Francis Bitonti: The Bristle Dress - MakerBot Case Study
Posted on July 11 2017
3D Printed Fashion
Ica Paru, an accessories designer and model, is the first person to wear the Bristle Dress from Francis Bitonti Studio. Paru put it on a couple weeks ago, at a photoshoot in Brooklyn. The dress is cloudlike, in two pieces, and as much an armature that poses the body as a garment to pose in.
The Friday evening photo session, which yielded the striking image below, was the first time designer Francis Bitonti saw anyone wearing the dress. “The computer is able to visualize everything accurately, I don’t really feel the need to do fittings.” he says. “I wasn’t surprised about how it fit, I wasn’t really surprised about anything.”
The Bristle Dress is Bitonti’s second work of couture developed in his New Skins computational design workshop and made on a MakerBot Replicator 2 Desktop 3D printer.
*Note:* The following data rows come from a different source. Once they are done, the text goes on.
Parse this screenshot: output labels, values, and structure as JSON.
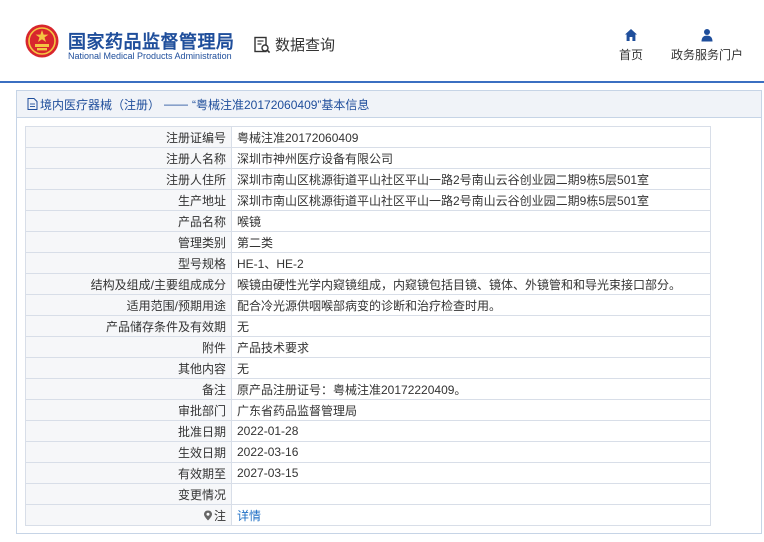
{
  "header": {
    "brand_cn": "国家药品监督管理局",
    "brand_en": "National Medical Products Administration",
    "query_label": "数据查询",
    "nav": {
      "home": "首页",
      "portal": "政务服务门户"
    }
  },
  "breadcrumb": {
    "category": "境内医疗器械（注册）",
    "separator": "——",
    "record": "“粤械注准20172060409”基本信息"
  },
  "fields": [
    {
      "label": "注册证编号",
      "value": "粤械注准20172060409"
    },
    {
      "label": "注册人名称",
      "value": "深圳市神州医疗设备有限公司"
    },
    {
      "label": "注册人住所",
      "value": "深圳市南山区桃源街道平山社区平山一路2号南山云谷创业园二期9栋5层501室"
    },
    {
      "label": "生产地址",
      "value": "深圳市南山区桃源街道平山社区平山一路2号南山云谷创业园二期9栋5层501室"
    },
    {
      "label": "产品名称",
      "value": "喉镜"
    },
    {
      "label": "管理类别",
      "value": "第二类"
    },
    {
      "label": "型号规格",
      "value": "HE-1、HE-2"
    },
    {
      "label": "结构及组成/主要组成成分",
      "value": "喉镜由硬性光学内窥镜组成，内窥镜包括目镜、镜体、外镜管和和导光束接口部分。"
    },
    {
      "label": "适用范围/预期用途",
      "value": "配合冷光源供咽喉部病变的诊断和治疗检查时用。"
    },
    {
      "label": "产品储存条件及有效期",
      "value": "无"
    },
    {
      "label": "附件",
      "value": "产品技术要求"
    },
    {
      "label": "其他内容",
      "value": "无"
    },
    {
      "label": "备注",
      "value": "原产品注册证号：粤械注准20172220409。"
    },
    {
      "label": "审批部门",
      "value": "广东省药品监督管理局"
    },
    {
      "label": "批准日期",
      "value": "2022-01-28"
    },
    {
      "label": "生效日期",
      "value": "2022-03-16"
    },
    {
      "label": "有效期至",
      "value": "2027-03-15"
    },
    {
      "label": "变更情况",
      "value": ""
    }
  ],
  "note_row": {
    "label": "注",
    "link": "详情"
  },
  "colors": {
    "brand": "#1f4e9b",
    "link": "#1f6fc5",
    "header_rule": "#3b6fc1"
  },
  "icons": {
    "emblem": "national-emblem-icon",
    "query": "document-search-icon",
    "home": "home-icon",
    "portal": "user-icon",
    "breadcrumb": "document-icon",
    "note": "map-pin-icon"
  }
}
Like his previous effort, the Verlan Dress, the Bristle Dress uses MakerBot Flexible Filament and Makerbot Natural PLA Filament, only this time, Bitonti lined the tessellated skirt with fake rabbit fur.
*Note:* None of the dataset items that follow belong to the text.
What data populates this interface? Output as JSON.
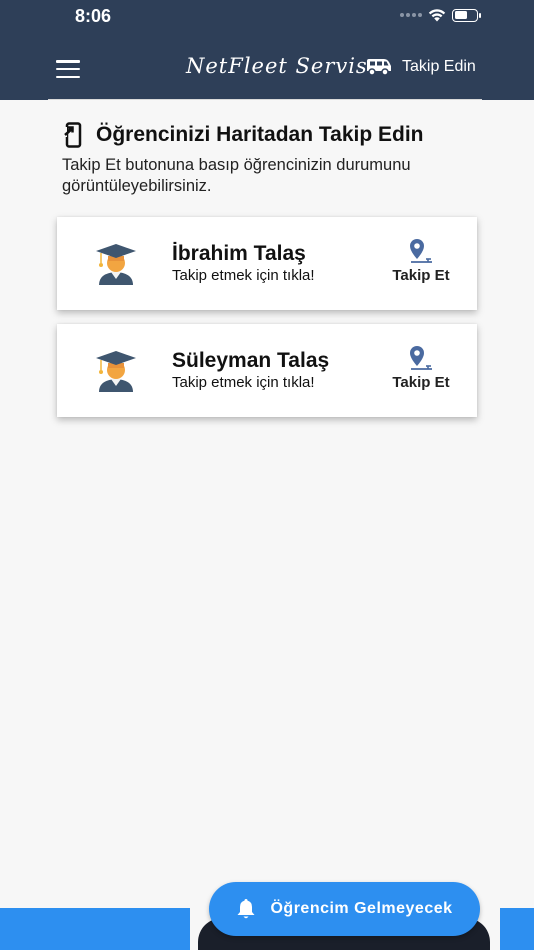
{
  "status": {
    "time": "8:06"
  },
  "header": {
    "brand": "NetFleet Servis",
    "follow_label": "Takip Edin"
  },
  "section": {
    "title": "Öğrencinizi Haritadan Takip Edin",
    "description": "Takip Et butonuna basıp öğrencinizin durumunu görüntüleyebilirsiniz."
  },
  "students": [
    {
      "name": "İbrahim Talaş",
      "hint": "Takip etmek için tıkla!",
      "action": "Takip Et"
    },
    {
      "name": "Süleyman Talaş",
      "hint": "Takip etmek için tıkla!",
      "action": "Takip Et"
    }
  ],
  "bottom": {
    "absent_label": "Öğrencim Gelmeyecek"
  },
  "colors": {
    "header_bg": "#2e3f58",
    "accent": "#2d8ff0",
    "pin": "#4a6aa0"
  },
  "icons": {
    "menu": "menu-icon",
    "bus": "bus-icon",
    "phone_arrow": "phone-arrow-icon",
    "student": "graduate-avatar-icon",
    "location": "location-pin-icon",
    "bell": "bell-icon"
  }
}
With the translucent top of the dress, Bitonti “wanted to bleed the body into the atmosphere.” Its austere, wintry spirit also brought out the iciness in Paru, who’d been warm and chatty while she waited for Bitonti and the Bristle Dress to arrive.
Bitonti is not strictly a fashion designer; he’s also working on his Cloud Collection of 3D printed housewares. He trained as an architect and he sounds like one when he talks about his designs: “you're setting up a structure, and then people bring it to life.”
You can print the Bristle Dress from Thingiverse. The top takes about 160 hours to print while the skirt takes another 135.